When cabdriver Thomas Moroughan was shot and beaten after allegedly cutting off a driver and getting into a verbal altercation with him in 2011, police officers in two counties swung into action.
It was possible that then-Nassau County Police Officer Anthony DiLeonardo, a brother in blue, would face consequences after shooting Moroughan after a night of off-duty drinking, and that could not be allowed to happen.
When former Suffolk County Police Chief James Burke savagely beat a heroin-addicted thief named Christopher Loeb in 2012, Suffolk police officers swung into action. It was possible that Burke would face consequences for beating Loeb after he broke into Burke’s SUV and stole the top cop’s gun belt, what Loeb testified was "disgusting pornography," sex toys and other items, and that could not be allowed to happen.
DiLeonardo was eventually fired but never charged after his story of Moroughan trying to run him down in a "revving" Prius was discredited, and police union leaders and departmental brass said in interviews that he was just a rare bad apple. That level of criminality among police officers is highly unusual.
But Anthony DiLeonardo’s partner, Edward Bienz, who had been out drinking with his wife, DiLeonardo and DiLeonardo’s girlfriend for hours that evening, is still a Nassau cop, since promoted to sergeant. That’s despite the Internal Affairs Unit’s report concluding Moroughan had been backing away in fear — with his pregnant girlfriend in his Prius cab — when DiLeonardo shot the retreating, unarmed taxi driver, in direct conflict with Bienz’s report.
Moroughan had a bullet wound to his chest and another to an arm, and a broken nose sustained after DiLeonardo allegedly busted out his car window and attacked him.
But even so, two Suffolk police officers convinced a drugged, hospitalized Moroughan to sign a confession to crimes he did not commit, to protect DiLeonardo.
That level of protectionism among police for fellow officers is common.
Burke pleaded guilty to beating Loeb, and orchestrating a cover-up, and was sentenced to 46 months. Burke’s past was full of outrageous behavior, and his level of criminality is highly unusual among police officers.
But the cover-up of Burke’s wrongdoing included egregious lies from a minimum of six other officers, many of whom admitted their dishonesty when called to testify in the trials of former Suffolk District Attorney Thomas Spota and Spota’s deputy, Christopher McPartland.
At that trial, several of those officers testified that they were expected to lie to protect Burke.

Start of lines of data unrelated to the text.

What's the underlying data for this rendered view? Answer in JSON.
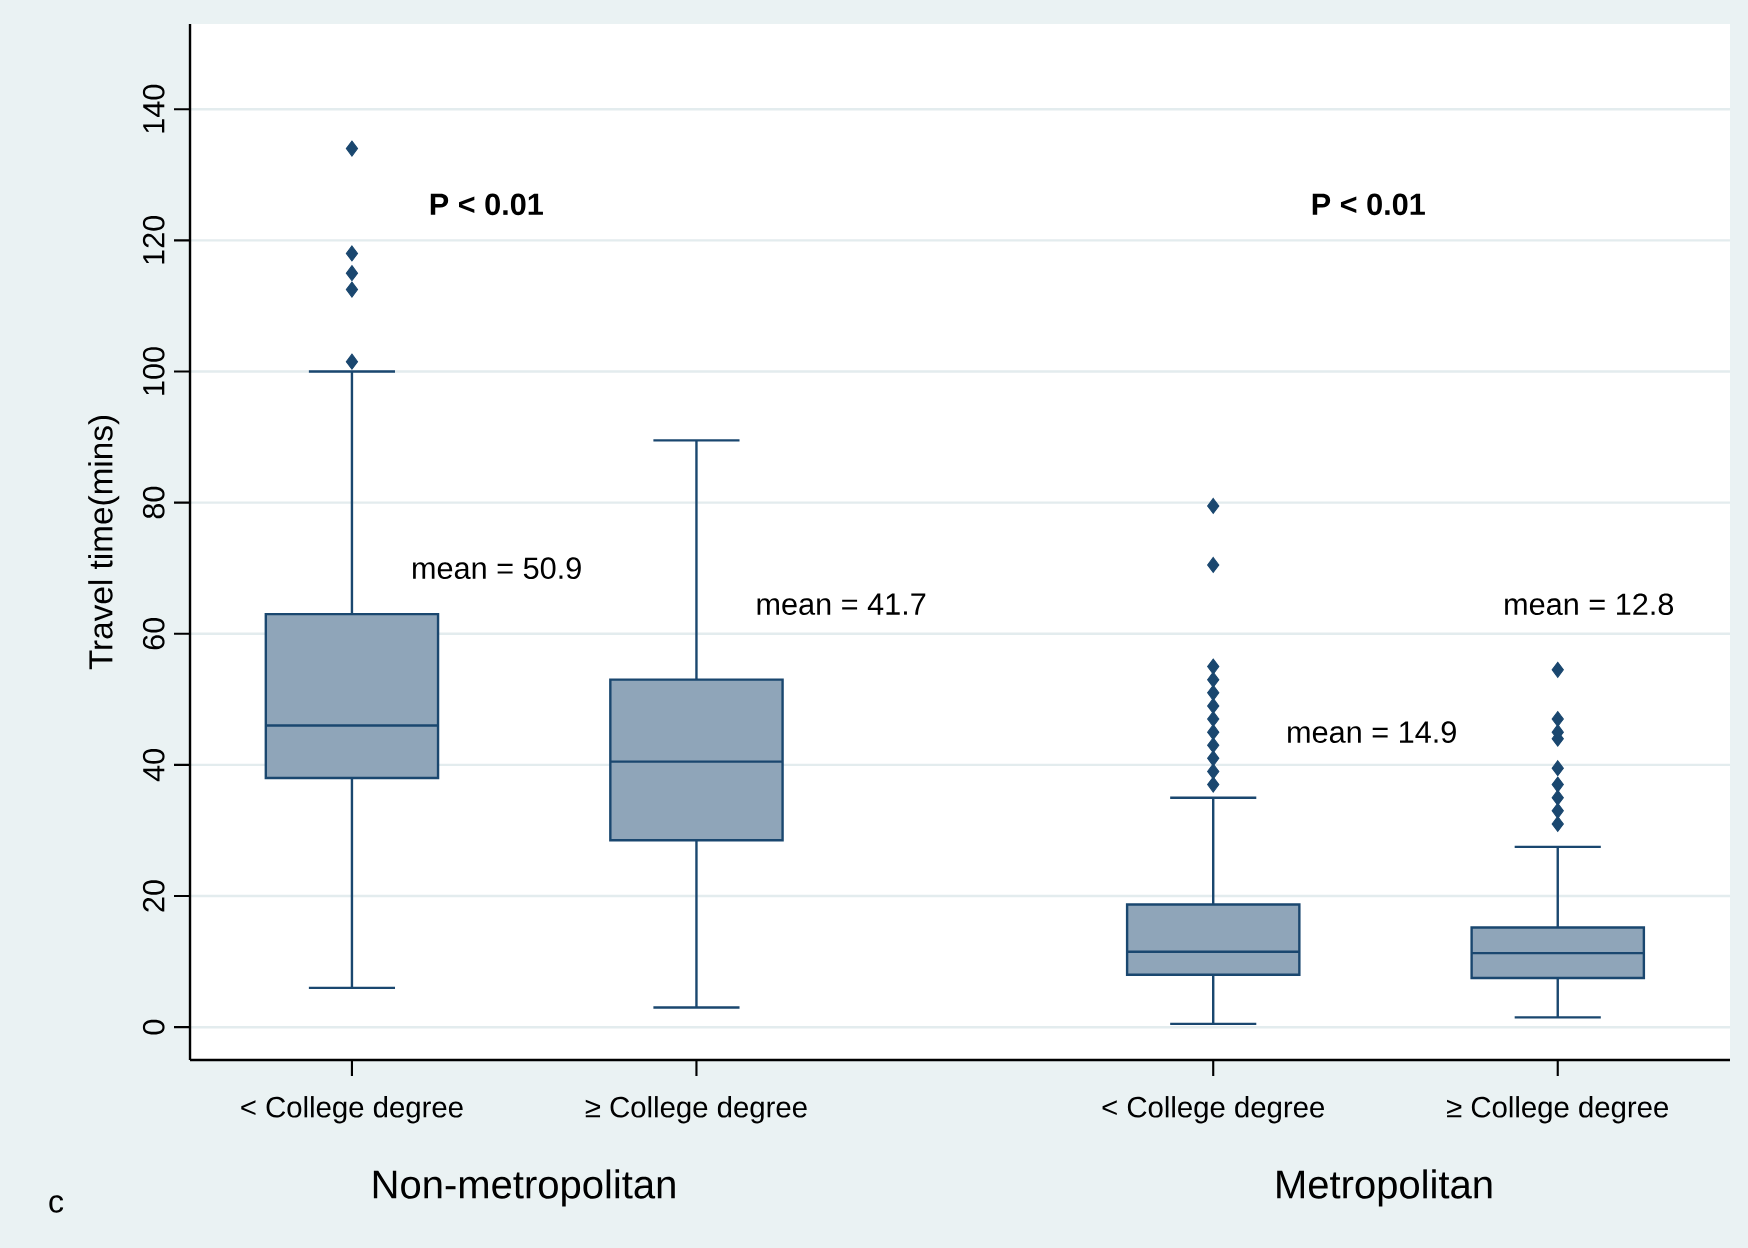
{
  "chart_data": {
    "type": "box",
    "categories": [
      "< College degree",
      "≥ College degree",
      "< College degree",
      "≥ College degree"
    ],
    "ylabel": "Travel time(mins)",
    "ylim": [
      -5,
      153
    ],
    "yticks": [
      0,
      20,
      40,
      60,
      80,
      100,
      120,
      140
    ],
    "grid": "y",
    "marker": "diamond",
    "series": [
      {
        "color": "#8fa5b9",
        "boxes": [
          {
            "low": 6,
            "q1": 38,
            "median": 46,
            "q3": 63,
            "high": 100,
            "outliers": [
              101.5,
              112.5,
              115,
              118,
              134
            ]
          },
          {
            "low": 3,
            "q1": 28.5,
            "median": 40.5,
            "q3": 53,
            "high": 89.5
          },
          {
            "low": 0.5,
            "q1": 8,
            "median": 11.5,
            "q3": 18.7,
            "high": 35,
            "outliers": [
              37,
              39,
              41,
              43,
              45,
              47,
              49,
              51,
              53,
              55,
              70.5,
              79.5
            ]
          },
          {
            "low": 1.5,
            "q1": 7.5,
            "median": 11.3,
            "q3": 15.2,
            "high": 27.5,
            "outliers": [
              31,
              33,
              35,
              37,
              39.5,
              44,
              45,
              47,
              54.5
            ]
          }
        ]
      }
    ],
    "annotations": [
      "P < 0.01",
      "P < 0.01",
      "mean = 50.9",
      "mean = 41.7",
      "mean = 14.9",
      "mean = 12.8",
      "Non-metropolitan",
      "Metropolitan",
      "c"
    ]
  }
}
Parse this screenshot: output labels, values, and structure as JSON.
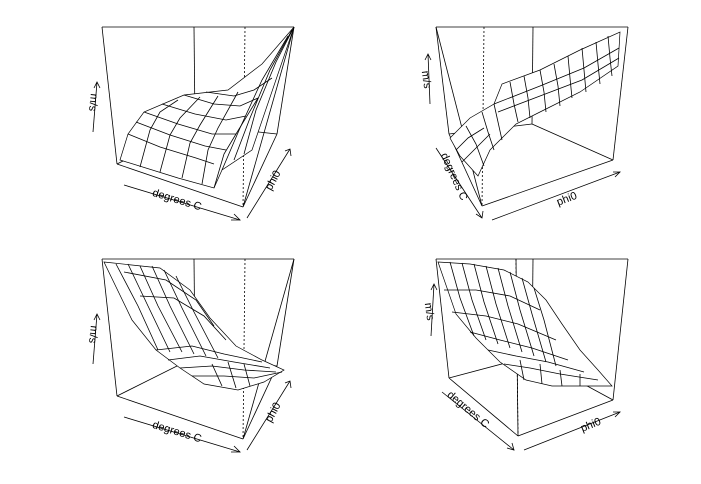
{
  "chart_data": [
    {
      "type": "surface3d",
      "panel": "top-left",
      "xlabel": "degrees C",
      "ylabel": "phi0",
      "zlabel": "m/s",
      "grid_shape": [
        7,
        7
      ],
      "surface_shape": "rising surface, lowest near degrees C low / phi0 low, steep rise toward the phi0 axis"
    },
    {
      "type": "surface3d",
      "panel": "top-right",
      "xlabel": "degrees C",
      "ylabel": "phi0",
      "zlabel": "m/s",
      "grid_shape": [
        7,
        7
      ],
      "surface_shape": "sheet rising along phi0 after a drop near the degrees C axis"
    },
    {
      "type": "surface3d",
      "panel": "bottom-left",
      "xlabel": "degrees C",
      "ylabel": "phi0",
      "zlabel": "m/s",
      "grid_shape": [
        7,
        7
      ],
      "surface_shape": "decaying surface, high at the back, flattening toward the front corner"
    },
    {
      "type": "surface3d",
      "panel": "bottom-right",
      "xlabel": "degrees C",
      "ylabel": "phi0",
      "zlabel": "m/s",
      "grid_shape": [
        7,
        7
      ],
      "surface_shape": "decaying surface, high at the back, flattening toward the front corner"
    }
  ]
}
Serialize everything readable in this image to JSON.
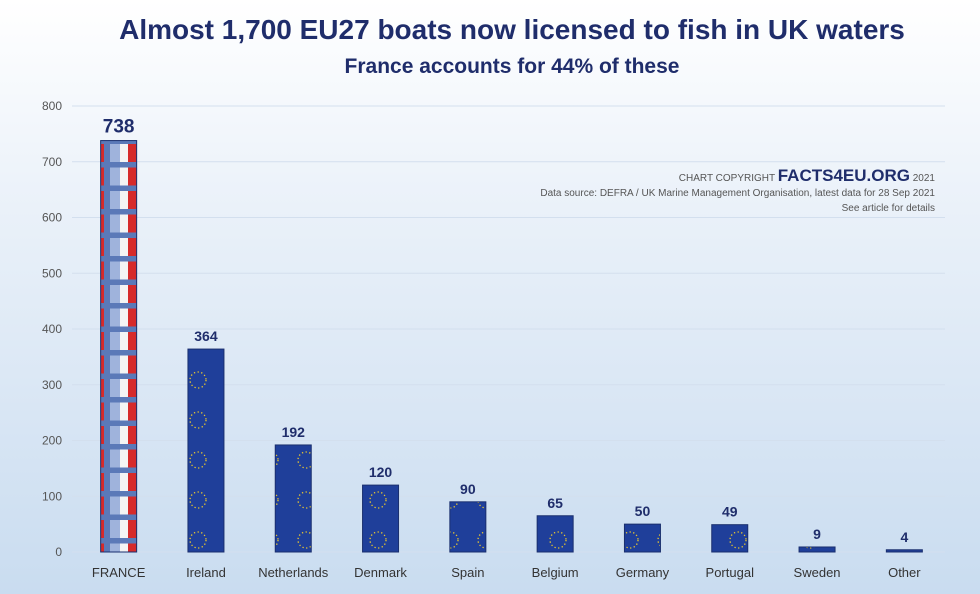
{
  "chart_data": {
    "type": "bar",
    "title": "Almost 1,700 EU27 boats now licensed to fish in UK waters",
    "subtitle": "France accounts for 44% of these",
    "categories": [
      "FRANCE",
      "Ireland",
      "Netherlands",
      "Denmark",
      "Spain",
      "Belgium",
      "Germany",
      "Portugal",
      "Sweden",
      "Other"
    ],
    "values": [
      738,
      364,
      192,
      120,
      90,
      65,
      50,
      49,
      9,
      4
    ],
    "xlabel": "",
    "ylabel": "",
    "ylim": [
      0,
      800
    ],
    "yticks": [
      0,
      100,
      200,
      300,
      400,
      500,
      600,
      700,
      800
    ],
    "grid": true,
    "bar_fill": [
      "french-flag-pattern",
      "eu-flag-pattern"
    ],
    "colors": {
      "eu_blue": "#1f3f9a",
      "title": "#1f2d6b"
    }
  },
  "credit": {
    "prefix": "CHART COPYRIGHT",
    "brand": "FACTS4EU.ORG",
    "year": "2021",
    "source": "Data source: DEFRA / UK Marine Management Organisation, latest data for 28 Sep 2021",
    "note": "See article for details"
  }
}
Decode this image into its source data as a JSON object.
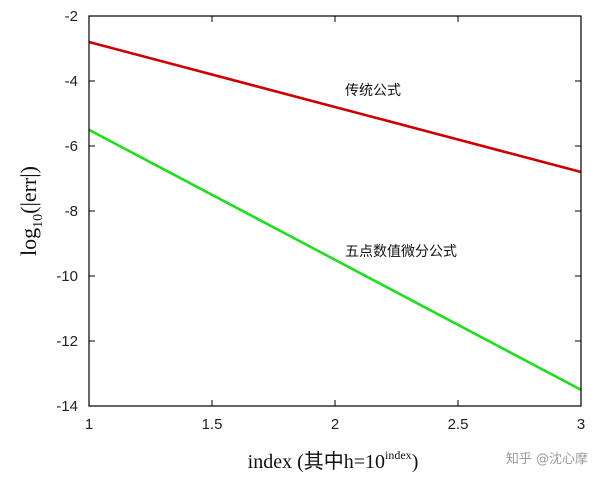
{
  "chart_data": {
    "type": "line",
    "xlim": [
      1,
      3
    ],
    "ylim": [
      -14,
      -2
    ],
    "x_ticks": [
      "1",
      "1.5",
      "2",
      "2.5",
      "3"
    ],
    "x_tick_values": [
      1,
      1.5,
      2,
      2.5,
      3
    ],
    "y_ticks": [
      "-2",
      "-4",
      "-6",
      "-8",
      "-10",
      "-12",
      "-14"
    ],
    "y_tick_values": [
      -2,
      -4,
      -6,
      -8,
      -10,
      -12,
      -14
    ],
    "xlabel": {
      "main": "index (其中h=10",
      "sup": "index",
      "close": ")"
    },
    "ylabel": {
      "main": "log",
      "sub": "10",
      "rest": "(|err|)"
    },
    "grid": false,
    "series": [
      {
        "name": "传统公式",
        "color": "#cc0000",
        "x": [
          1,
          3
        ],
        "y": [
          -2.8,
          -6.8
        ]
      },
      {
        "name": "五点数值微分公式",
        "color": "#22dd22",
        "x": [
          1,
          3
        ],
        "y": [
          -5.5,
          -13.5
        ]
      }
    ],
    "annotations": [
      {
        "text": "传统公式",
        "x": 2.05,
        "y": -4.3
      },
      {
        "text": "五点数值微分公式",
        "x": 2.05,
        "y": -9.3
      }
    ]
  },
  "watermark": "知乎 @沈心摩"
}
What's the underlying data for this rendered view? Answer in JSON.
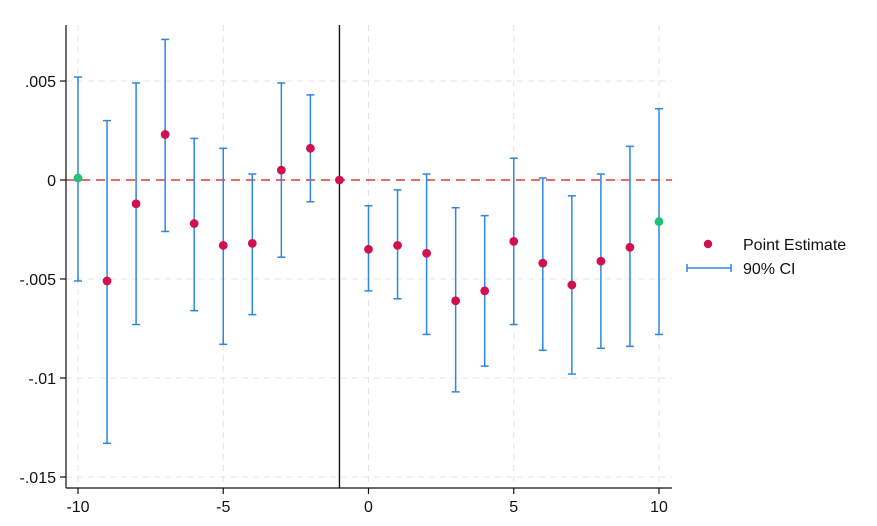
{
  "chart_data": {
    "type": "scatter",
    "title": "",
    "xlabel": "",
    "ylabel": "",
    "xlim": [
      -10,
      10
    ],
    "ylim": [
      -0.015,
      0.0075
    ],
    "grid": true,
    "legend_position": "right",
    "x_ticks": [
      -10,
      -5,
      0,
      5,
      10
    ],
    "x_tick_labels": [
      "-10",
      "-5",
      "0",
      "5",
      "10"
    ],
    "y_ticks": [
      -0.015,
      -0.01,
      -0.005,
      0,
      0.005
    ],
    "y_tick_labels": [
      "-.015",
      "-.01",
      "-.005",
      "0",
      ".005"
    ],
    "reference_lines": {
      "horizontal_zero": {
        "y": 0,
        "color": "#e03a3a",
        "style": "dashed"
      },
      "vertical_event": {
        "x": -1,
        "color": "#111111",
        "style": "solid"
      }
    },
    "series": [
      {
        "name": "Point Estimate",
        "kind": "points",
        "color": "#d1104f",
        "x": [
          -10,
          -9,
          -8,
          -7,
          -6,
          -5,
          -4,
          -3,
          -2,
          -1,
          0,
          1,
          2,
          3,
          4,
          5,
          6,
          7,
          8,
          9,
          10
        ],
        "y": [
          0.0001,
          -0.0051,
          -0.0012,
          0.0023,
          -0.0022,
          -0.0033,
          -0.0032,
          0.0005,
          0.0016,
          0.0,
          -0.0035,
          -0.0033,
          -0.0037,
          -0.0061,
          -0.0056,
          -0.0031,
          -0.0042,
          -0.0053,
          -0.0041,
          -0.0034,
          -0.0021
        ],
        "highlight_color": "#22c17a",
        "highlight_x": [
          -10,
          10
        ]
      },
      {
        "name": "90% CI",
        "kind": "error_bars",
        "color": "#2e86e0",
        "x": [
          -10,
          -9,
          -8,
          -7,
          -6,
          -5,
          -4,
          -3,
          -2,
          0,
          1,
          2,
          3,
          4,
          5,
          6,
          7,
          8,
          9,
          10
        ],
        "lower": [
          -0.0051,
          -0.0133,
          -0.0073,
          -0.0026,
          -0.0066,
          -0.0083,
          -0.0068,
          -0.0039,
          -0.0011,
          -0.0056,
          -0.006,
          -0.0078,
          -0.0107,
          -0.0094,
          -0.0073,
          -0.0086,
          -0.0098,
          -0.0085,
          -0.0084,
          -0.0078
        ],
        "upper": [
          0.0052,
          0.003,
          0.0049,
          0.0071,
          0.0021,
          0.0016,
          0.0003,
          0.0049,
          0.0043,
          -0.0013,
          -0.0005,
          0.0003,
          -0.0014,
          -0.0018,
          0.0011,
          0.0001,
          -0.0008,
          0.0003,
          0.0017,
          0.0036
        ]
      }
    ],
    "legend": [
      {
        "label": "Point Estimate",
        "symbol": "dot"
      },
      {
        "label": "90% CI",
        "symbol": "capped-line"
      }
    ]
  }
}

That level of protectionism among police officers is common.
Late last month, when a federal judge ruled most of Moroughan’s claims can go forward in a civil rights lawsuit that could cost both counties a fortune, several former police department and union leaders were willing to be interviewed, off the record, about the cover-up culture. The consensus was that cops still won’t volunteer information about crooked co-workers, but may tell the truth if confronted. Their point was that it’s now much better than 30 years ago, when "You couldn’t even think about ratting," one Nassau retiree said. "They’d burn your house down."
When a police officer knows another officer has committed a crime or lied in an official capacity, he or she has two choices: the honorable path of snitching or the criminal path of cover-up.
Cop culture pushes them to protect fellow cops, punishing their victims and undermining a society that must trust cops for law enforcement to work.
And most of the time it doesn’t get any headlines.
Because most of the time, it works.
Lane Filler is a member of Newsday’s editorial board.